At the heart of the problem are initialisation vectors (IVs) that aren't randomised for every block – the vectors are supposed to ensure that identical blocks don't generate the same cipher – this allows cookies that are transmitted in encrypted form to be determined much quicker with "educated guesses" than with brute force. To be successful, however, a Man-in-the-Middle attack (MitM) must be used to intercept the victim's server connection and communicate with the server in the victim's context.
The problem can be solved by switching to the TLS 1.1 standard, which was adopted in 2006; there, the IVs for CBC are randomised, which renders the described attack ineffective. However, switching is potentially problematic because not all servers and browsers support the standard.
According to analysis by security specialist Thierry Zoller, Chrome and Firefox use the Network Security Services (NSS), which only support TLS 1.0. Windows Vista, XP, 2000 and Server 2003 as well as Server 2008 are also incapable of using TLS 1.1 by default. Only Windows 7 and Server 2008 R2 can use TLS 1.1. Opera 10, on the other hand, even works with TLS 1.2 servers. However, it is no use changing the browser configuration if the server doesn't support the standard.

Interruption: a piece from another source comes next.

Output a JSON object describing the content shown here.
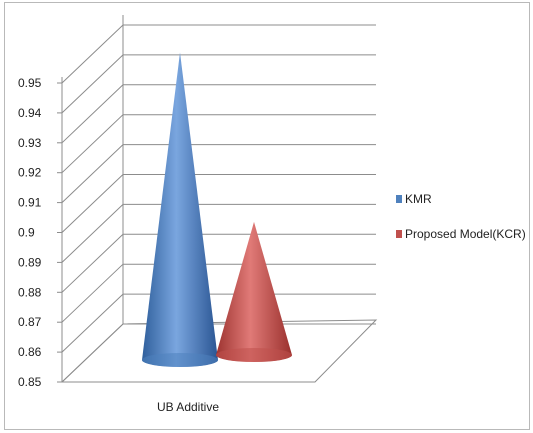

OpenSSL, which tends to be used with Apache web servers, doesn't yet offer TLS 1.1; there, the only effective measure is to switch to GnuTLS or RC4. The cipher suites to be used can be defined in the ssl.conf OpenSSL configuration file. Instructions on how to modify an IIS 7 can be found in Cipher Suite Mitigation for BEAST.
Meanwhile, Google has implemented a fix in the developer version of Chrome that had been proposed by the OpenSSL developers back in 2004. To make it more difficult for attackers to control the plain text to be injected, packets are split up, and an empty one is added before each packet. The addition of empty packets as a protective measure has been implemented in OpenSSL for some time. However, Zoller said that the measure isn't enabled by default for compatibility reasons.
So far, most developers and web server operators have been tentative with their problem assessment; one reason for this could be that the BEAST tool hasn't become publicly available yet.